O futebol brasileiro  apresenta vários nomes todos os anos, poucos fazem história por várias rivais, sendo reconhecido por várias torcidas como gênio. Mário Sérgio Pontes de Paiva é sem dúvida alguma,  um desses singulares casos.

Cria da Gávea tinha tudo para despontar como mais um craque formado pelo celeiro que mostrou ao mundo Zico, Adílio e Junior dentre outros daquela geração de ouro, mas seu temperamento forte não o deixaram permanecer no time rubro negro.

Oriundo do futebol de salão, tinha uma técnica expirada, como um verdadeiro craque conduzia suas equipes sempre da forma mais ofensiva, muitas vezes fora acusado de ser “fominha”, por puxar o jogo para si e prender muito bola, mas de seu pé canhoto sempre saia algo espetacular, passes que rasgavam o tapete verde e encontravam atacantes ávidos por marcar gols.

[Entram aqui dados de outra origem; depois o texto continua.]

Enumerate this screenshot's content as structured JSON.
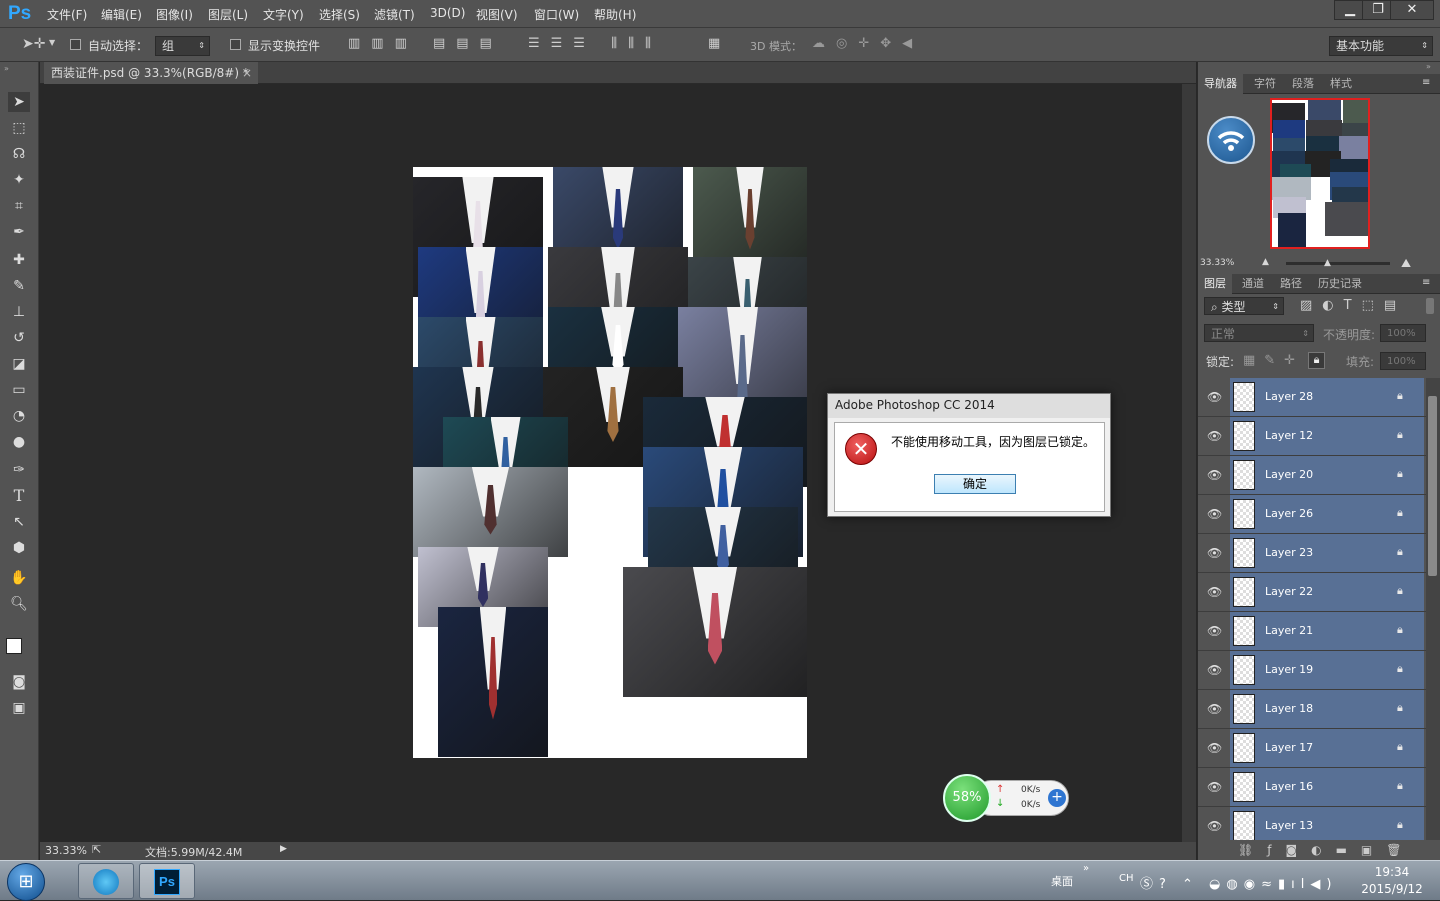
{
  "app": {
    "logo": "Ps"
  },
  "menu": [
    "文件(F)",
    "编辑(E)",
    "图像(I)",
    "图层(L)",
    "文字(Y)",
    "选择(S)",
    "滤镜(T)",
    "3D(D)",
    "视图(V)",
    "窗口(W)",
    "帮助(H)"
  ],
  "window_controls": {
    "minimize": "▁",
    "restore": "❐",
    "close": "✕"
  },
  "options": {
    "auto_select_label": "自动选择：",
    "auto_select_value": "组",
    "show_transform_label": "显示变换控件",
    "mode3d_label": "3D 模式：",
    "workspace": "基本功能"
  },
  "document": {
    "tab_title": "西装证件.psd @ 33.3%(RGB/8#) *",
    "tab_close": "×",
    "zoom": "33.33%",
    "doc_size": "文档:5.99M/42.4M"
  },
  "dialog": {
    "title": "Adobe Photoshop CC 2014",
    "message": "不能使用移动工具，因为图层已锁定。",
    "ok": "确定",
    "icon": "error-icon"
  },
  "net_widget": {
    "percent": "58%",
    "up": "0K/s",
    "down": "0K/s"
  },
  "panels": {
    "top_tabs": [
      "导航器",
      "字符",
      "段落",
      "样式"
    ],
    "nav_zoom": "33.33%",
    "layer_tabs": [
      "图层",
      "通道",
      "路径",
      "历史记录"
    ],
    "kind_filter": "类型",
    "blend_mode": "正常",
    "opacity_label": "不透明度:",
    "opacity_value": "100%",
    "lock_label": "锁定:",
    "fill_label": "填充:",
    "fill_value": "100%"
  },
  "layers": [
    "Layer 28",
    "Layer 12",
    "Layer 20",
    "Layer 26",
    "Layer 23",
    "Layer 22",
    "Layer 21",
    "Layer 19",
    "Layer 18",
    "Layer 17",
    "Layer 16",
    "Layer 13"
  ],
  "taskbar": {
    "desktop_label": "桌面",
    "ime": "CH",
    "time": "19:34",
    "date": "2015/9/12"
  },
  "colors": {
    "accent": "#31a8ff",
    "layer_selected": "#587095",
    "error": "#c41818"
  }
}
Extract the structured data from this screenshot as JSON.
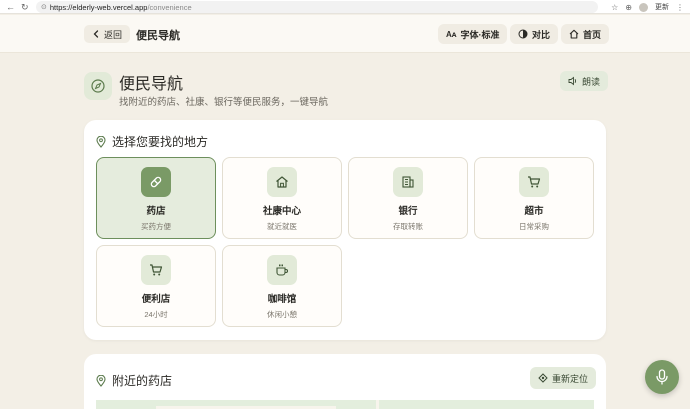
{
  "browser": {
    "url_host": "https://elderly-web.vercel.app",
    "url_path": "/convenience",
    "update_label": "更新"
  },
  "header": {
    "back_label": "返回",
    "title": "便民导航",
    "font_label": "字体·标准",
    "contrast_label": "对比",
    "home_label": "首页"
  },
  "page": {
    "title": "便民导航",
    "subtitle": "找附近的药店、社康、银行等便民服务，一键导航",
    "read_label": "朗读"
  },
  "select_card": {
    "heading": "选择您要找的地方",
    "tiles": [
      {
        "name": "药店",
        "desc": "买药方便",
        "icon": "pill-icon",
        "selected": true
      },
      {
        "name": "社康中心",
        "desc": "就近就医",
        "icon": "home-icon",
        "selected": false
      },
      {
        "name": "银行",
        "desc": "存取转账",
        "icon": "bank-icon",
        "selected": false
      },
      {
        "name": "超市",
        "desc": "日常采购",
        "icon": "cart-icon",
        "selected": false
      },
      {
        "name": "便利店",
        "desc": "24小时",
        "icon": "cart-icon",
        "selected": false
      },
      {
        "name": "咖啡馆",
        "desc": "休闲小憩",
        "icon": "coffee-icon",
        "selected": false
      }
    ]
  },
  "nearby_card": {
    "heading": "附近的药店",
    "relocate_label": "重新定位"
  },
  "colors": {
    "accent": "#7a9a66",
    "accent_light": "#e2ead8",
    "background": "#f3efe6"
  }
}
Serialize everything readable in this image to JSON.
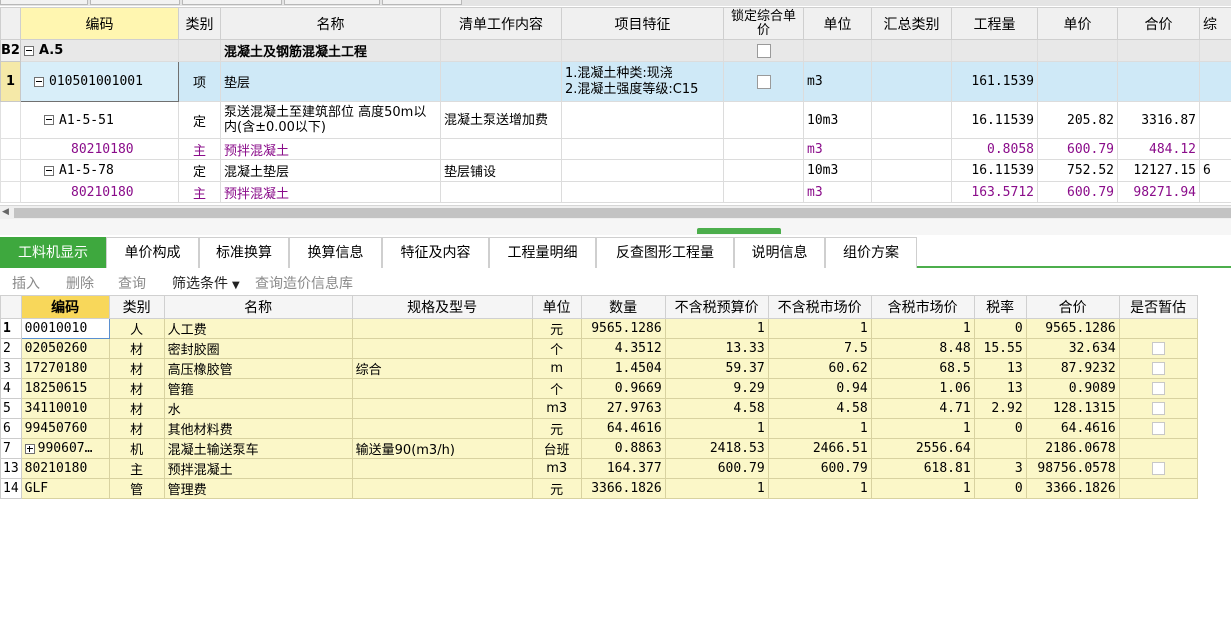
{
  "colors": {
    "accent_green": "#3ea83e",
    "selected_row": "#cfe9f7",
    "material_row": "#fbf7c8",
    "main_material_text": "#8a0c8a"
  },
  "top_grid": {
    "headers": [
      "编码",
      "类别",
      "名称",
      "清单工作内容",
      "项目特征",
      "锁定综合单价",
      "单位",
      "汇总类别",
      "工程量",
      "单价",
      "合价",
      "综"
    ],
    "section": {
      "rownum": "B2",
      "code": "A.5",
      "name": "混凝土及钢筋混凝土工程"
    },
    "item": {
      "rownum": "1",
      "code": "010501001001",
      "type": "项",
      "name": "垫层",
      "feature1": "1.混凝土种类:现浇",
      "feature2": "2.混凝土强度等级:C15",
      "unit": "m3",
      "quantity": "161.1539"
    },
    "rows": [
      {
        "code": "A1-5-51",
        "type": "定",
        "name": "泵送混凝土至建筑部位 高度50m以内(含±0.00以下)",
        "work": "混凝土泵送增加费",
        "unit": "10m3",
        "quantity": "16.11539",
        "price": "205.82",
        "total": "3316.87"
      },
      {
        "code": "80210180",
        "type": "主",
        "name": "预拌混凝土",
        "work": "",
        "unit": "m3",
        "quantity": "0.8058",
        "price": "600.79",
        "total": "484.12"
      },
      {
        "code": "A1-5-78",
        "type": "定",
        "name": "混凝土垫层",
        "work": "垫层铺设",
        "unit": "10m3",
        "quantity": "16.11539",
        "price": "752.52",
        "total": "12127.15",
        "extra": "6"
      },
      {
        "code": "80210180",
        "type": "主",
        "name": "预拌混凝土",
        "work": "",
        "unit": "m3",
        "quantity": "163.5712",
        "price": "600.79",
        "total": "98271.94"
      }
    ]
  },
  "tabs": [
    "工料机显示",
    "单价构成",
    "标准换算",
    "换算信息",
    "特征及内容",
    "工程量明细",
    "反查图形工程量",
    "说明信息",
    "组价方案"
  ],
  "toolbar": {
    "insert": "插入",
    "delete": "删除",
    "query": "查询",
    "filter": "筛选条件",
    "price_db": "查询造价信息库"
  },
  "bottom_grid": {
    "headers": [
      "编码",
      "类别",
      "名称",
      "规格及型号",
      "单位",
      "数量",
      "不含税预算价",
      "不含税市场价",
      "含税市场价",
      "税率",
      "合价",
      "是否暂估"
    ],
    "rows": [
      {
        "rn": "1",
        "code": "00010010",
        "type": "人",
        "name": "人工费",
        "spec": "",
        "unit": "元",
        "qty": "9565.1286",
        "budget": "1",
        "market": "1",
        "taxed": "1",
        "rate": "0",
        "total": "9565.1286",
        "check": false
      },
      {
        "rn": "2",
        "code": "02050260",
        "type": "材",
        "name": "密封胶圈",
        "spec": "",
        "unit": "个",
        "qty": "4.3512",
        "budget": "13.33",
        "market": "7.5",
        "taxed": "8.48",
        "rate": "15.55",
        "total": "32.634",
        "check": true
      },
      {
        "rn": "3",
        "code": "17270180",
        "type": "材",
        "name": "高压橡胶管",
        "spec": "综合",
        "unit": "m",
        "qty": "1.4504",
        "budget": "59.37",
        "market": "60.62",
        "taxed": "68.5",
        "rate": "13",
        "total": "87.9232",
        "check": true
      },
      {
        "rn": "4",
        "code": "18250615",
        "type": "材",
        "name": "管箍",
        "spec": "",
        "unit": "个",
        "qty": "0.9669",
        "budget": "9.29",
        "market": "0.94",
        "taxed": "1.06",
        "rate": "13",
        "total": "0.9089",
        "check": true
      },
      {
        "rn": "5",
        "code": "34110010",
        "type": "材",
        "name": "水",
        "spec": "",
        "unit": "m3",
        "qty": "27.9763",
        "budget": "4.58",
        "market": "4.58",
        "taxed": "4.71",
        "rate": "2.92",
        "total": "128.1315",
        "check": true
      },
      {
        "rn": "6",
        "code": "99450760",
        "type": "材",
        "name": "其他材料费",
        "spec": "",
        "unit": "元",
        "qty": "64.4616",
        "budget": "1",
        "market": "1",
        "taxed": "1",
        "rate": "0",
        "total": "64.4616",
        "check": true
      },
      {
        "rn": "7",
        "code": "990607…",
        "type": "机",
        "name": "混凝土输送泵车",
        "spec": "输送量90(m3/h)",
        "unit": "台班",
        "qty": "0.8863",
        "budget": "2418.53",
        "market": "2466.51",
        "taxed": "2556.64",
        "rate": "",
        "total": "2186.0678",
        "check": false
      },
      {
        "rn": "13",
        "code": "80210180",
        "type": "主",
        "name": "预拌混凝土",
        "spec": "",
        "unit": "m3",
        "qty": "164.377",
        "budget": "600.79",
        "market": "600.79",
        "taxed": "618.81",
        "rate": "3",
        "total": "98756.0578",
        "check": true
      },
      {
        "rn": "14",
        "code": "GLF",
        "type": "管",
        "name": "管理费",
        "spec": "",
        "unit": "元",
        "qty": "3366.1826",
        "budget": "1",
        "market": "1",
        "taxed": "1",
        "rate": "0",
        "total": "3366.1826",
        "check": false
      }
    ]
  }
}
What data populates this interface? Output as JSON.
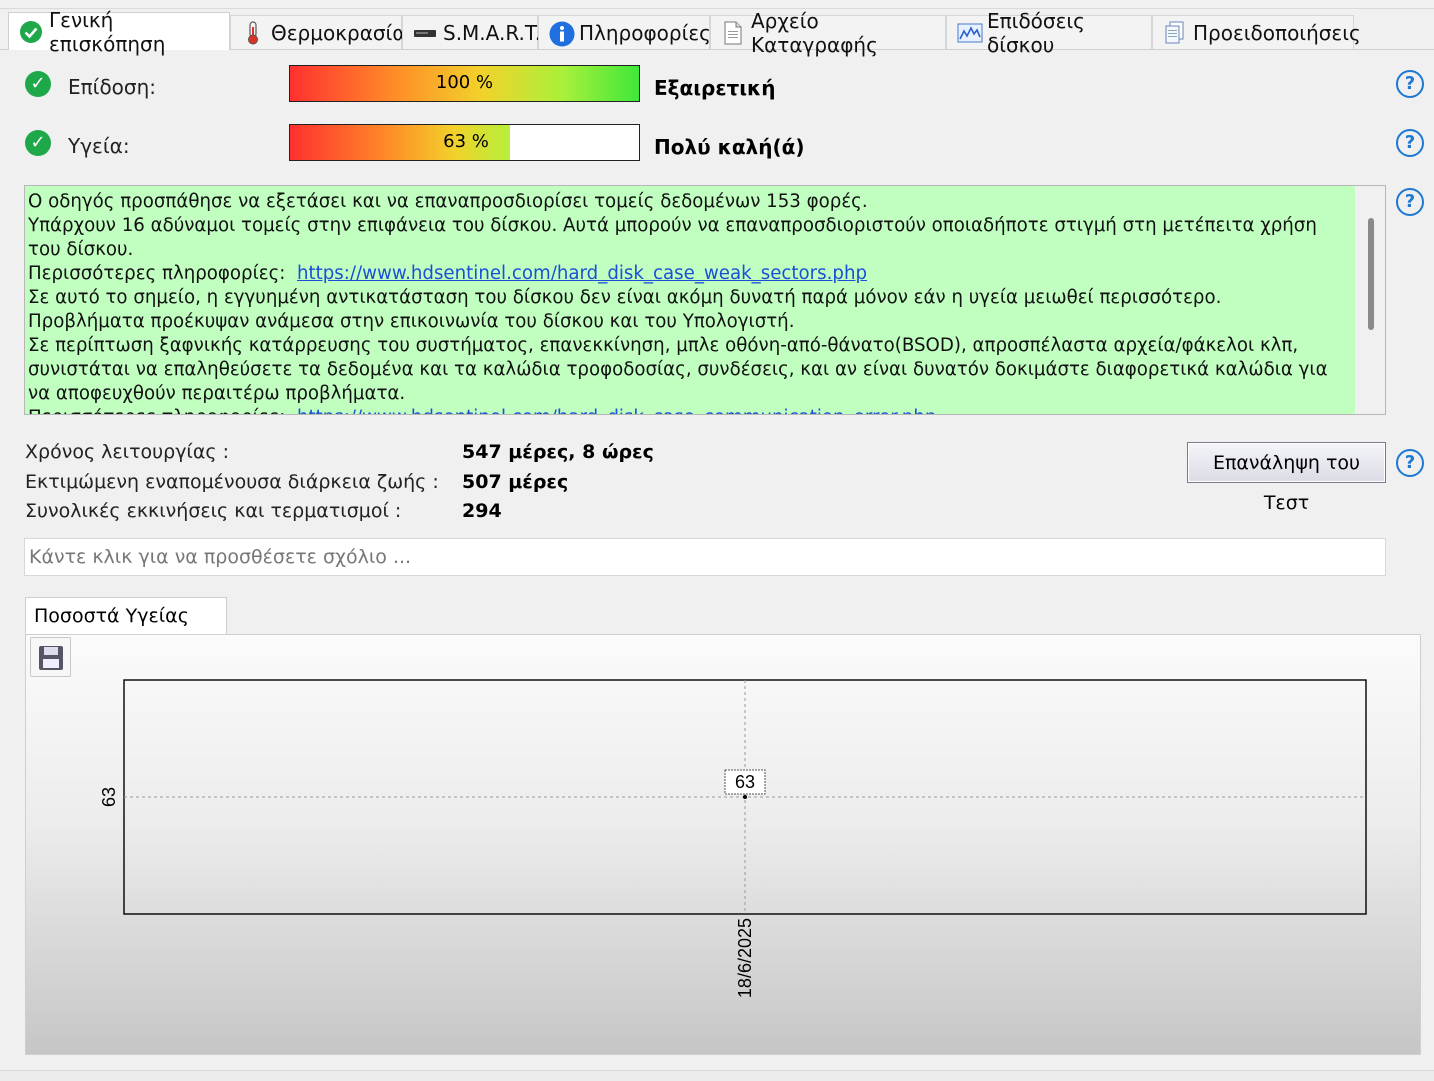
{
  "tabs": [
    {
      "label": "Γενική επισκόπηση",
      "icon": "check-circle-icon",
      "active": true
    },
    {
      "label": "Θερμοκρασία",
      "icon": "thermometer-icon",
      "active": false
    },
    {
      "label": "S.M.A.R.T.",
      "icon": "drive-icon",
      "active": false
    },
    {
      "label": "Πληροφορίες",
      "icon": "info-icon",
      "active": false
    },
    {
      "label": "Αρχείο Καταγραφής",
      "icon": "document-icon",
      "active": false
    },
    {
      "label": "Επιδόσεις δίσκου",
      "icon": "performance-chart-icon",
      "active": false
    },
    {
      "label": "Προειδοποιήσεις",
      "icon": "documents-icon",
      "active": false
    }
  ],
  "status": {
    "performance": {
      "label": "Επίδοση:",
      "percent": 100,
      "percent_text": "100 %",
      "verdict": "Εξαιρετική"
    },
    "health": {
      "label": "Υγεία:",
      "percent": 63,
      "percent_text": "63 %",
      "verdict": "Πολύ καλή(ά)"
    }
  },
  "message": {
    "line1": "Ο οδηγός προσπάθησε να εξετάσει και να επαναπροσδιορίσει τομείς δεδομένων 153 φορές.",
    "line2": "Υπάρχουν 16 αδύναμοι τομείς στην επιφάνεια του δίσκου. Αυτά μπορούν να επαναπροσδιοριστούν οποιαδήποτε στιγμή στη μετέπειτα χρήση του δίσκου.",
    "more_label": "Περισσότερες πληροφορίες:",
    "link1": "https://www.hdsentinel.com/hard_disk_case_weak_sectors.php",
    "line3": "Σε αυτό το σημείο, η εγγυημένη αντικατάσταση του δίσκου δεν είναι ακόμη δυνατή παρά μόνον εάν η υγεία μειωθεί περισσότερο.",
    "line4": "Προβλήματα προέκυψαν ανάμεσα στην επικοινωνία του δίσκου και του Υπολογιστή.",
    "line5": "Σε περίπτωση ξαφνικής κατάρρευσης του συστήματος, επανεκκίνηση, μπλε οθόνη-από-θάνατο(BSOD), απροσπέλαστα αρχεία/φάκελοι κλπ, συνιστάται να επαληθεύσετε τα δεδομένα και τα καλώδια τροφοδοσίας, συνδέσεις, και αν είναι δυνατόν δοκιμάστε διαφορετικά καλώδια για να αποφευχθούν περαιτέρω προβλήματα.",
    "more_label2": "Περισσότερες πληροφορίες:",
    "link2": "https://www.hdsentinel.com/hard_disk_case_communication_error.php"
  },
  "info": {
    "uptime_label": "Χρόνος λειτουργίας :",
    "uptime_value": "547 μέρες, 8 ώρες",
    "lifetime_label": "Εκτιμώμενη εναπομένουσα διάρκεια ζωής :",
    "lifetime_value": "507 μέρες",
    "starts_label": "Συνολικές εκκινήσεις και τερματισμοί :",
    "starts_value": "294"
  },
  "retest_button": "Επανάληψη του Τεστ",
  "comment_placeholder": "Κάντε κλικ για να προσθέσετε σχόλιο ...",
  "chart_tab": "Ποσοστά Υγείας (%)",
  "chart_data": {
    "type": "line",
    "title": "Ποσοστά Υγείας (%)",
    "x": [
      "18/6/2025"
    ],
    "series": [
      {
        "values": [
          63
        ]
      }
    ],
    "ytick_labels": [
      "63"
    ],
    "xtick_labels": [
      "18/6/2025"
    ],
    "data_labels": [
      "63"
    ],
    "grid": true
  },
  "colors": {
    "message_bg": "#c1ffc1",
    "ok_green": "#1fa84a",
    "help_blue": "#1f78d1",
    "link_blue": "#1a4fd6"
  }
}
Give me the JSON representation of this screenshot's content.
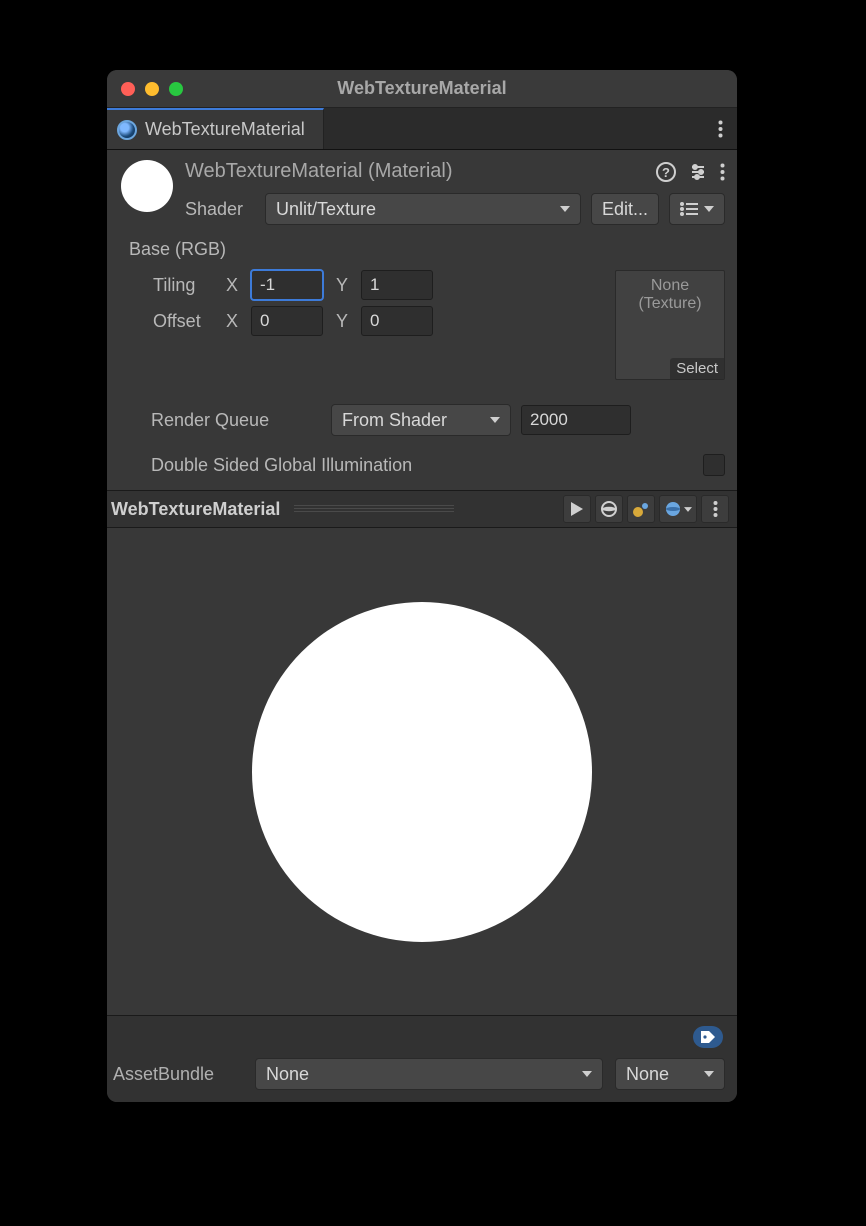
{
  "window": {
    "title": "WebTextureMaterial"
  },
  "tab": {
    "label": "WebTextureMaterial"
  },
  "header": {
    "title": "WebTextureMaterial (Material)",
    "shader_label": "Shader",
    "shader_value": "Unlit/Texture",
    "edit_label": "Edit..."
  },
  "props": {
    "base_label": "Base (RGB)",
    "tiling_label": "Tiling",
    "offset_label": "Offset",
    "x_label": "X",
    "y_label": "Y",
    "tiling_x": "-1",
    "tiling_y": "1",
    "offset_x": "0",
    "offset_y": "0",
    "tex_none": "None",
    "tex_type": "(Texture)",
    "tex_select": "Select",
    "render_queue_label": "Render Queue",
    "render_queue_mode": "From Shader",
    "render_queue_value": "2000",
    "dsgi_label": "Double Sided Global Illumination"
  },
  "preview": {
    "name": "WebTextureMaterial"
  },
  "footer": {
    "assetbundle_label": "AssetBundle",
    "assetbundle_value": "None",
    "variant_value": "None"
  }
}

Foram 13 camisas vestidas, treze torcidas apaixonadas, títulos nos principais campeonatos do Brasil, e o mundo conquistado em uma carreira de 18 anos  marcada por polêmicas e muito futebol.

Vestiu vermelho e preto na boa terra, e pelo Vitória levantou o campeonato baiano de 72, suas boas atuações o trouxeram de volta ao Rio de Janeiro, para ser uma das principais engrenagens da primeira máquina tricolor, e junto de Rivelino e Edinho levantaram o estadual de 75 e no ano seguinte o bi campeonato. Mas uma indisposição com o mandatário tricolor o fizeram vestir o alvinegro ainda em 76. Pelo Botafogo que tinha formado um senhor time “problemático”, mas bom de bola, com Dé, Renê e Paulo Cesar, esse escrete da estrela solitária foi apelidado de “Time Camburão” pelo jornalista Roberto Porto, que além de escriba também era um botafoguense dos bons.

Mário Sérgio chega para vestir  vermelho no sul do país, a pedido de ninguém menos do que de Falcão. No Internacional foi fundamental na conquista do nacional de 79 de forma invicta. Suas jogadas espetaculares faziam a festa de Bira e realmente o time sobrou em campo de forma absoluta naquele ano. Em 80 chegou a disputar a final da Libertadores, o título não veio, mas com a saída de Falcão para ser o Rei em Roma, tornou-se o principal jogador da equipe que ainda levou o gauchão de 81.

Sua idolatria conquistada por méritos próprios no Internacional não o impediram de vestir as cores do Grêmio, sua habilidade singular o fizeram ditar o ritmo do jogo mais importante da historia do time do olímpico,  O Vesgo, deixava os marcadores alemães extremamente confusos com seus passes, olhar para um lado e lançar para o outro, melhor jogador da partida foi Renato, mas pelos gols, claro o mais importante , mas Mário Sérgio foi sem duvida alguma o responsável central pelas jogadas que pintaram o mundo de tricolor em 83, foi apenas um jogo que trouxe a maior conquista do Grêmio de Futebol Porto Alegrense.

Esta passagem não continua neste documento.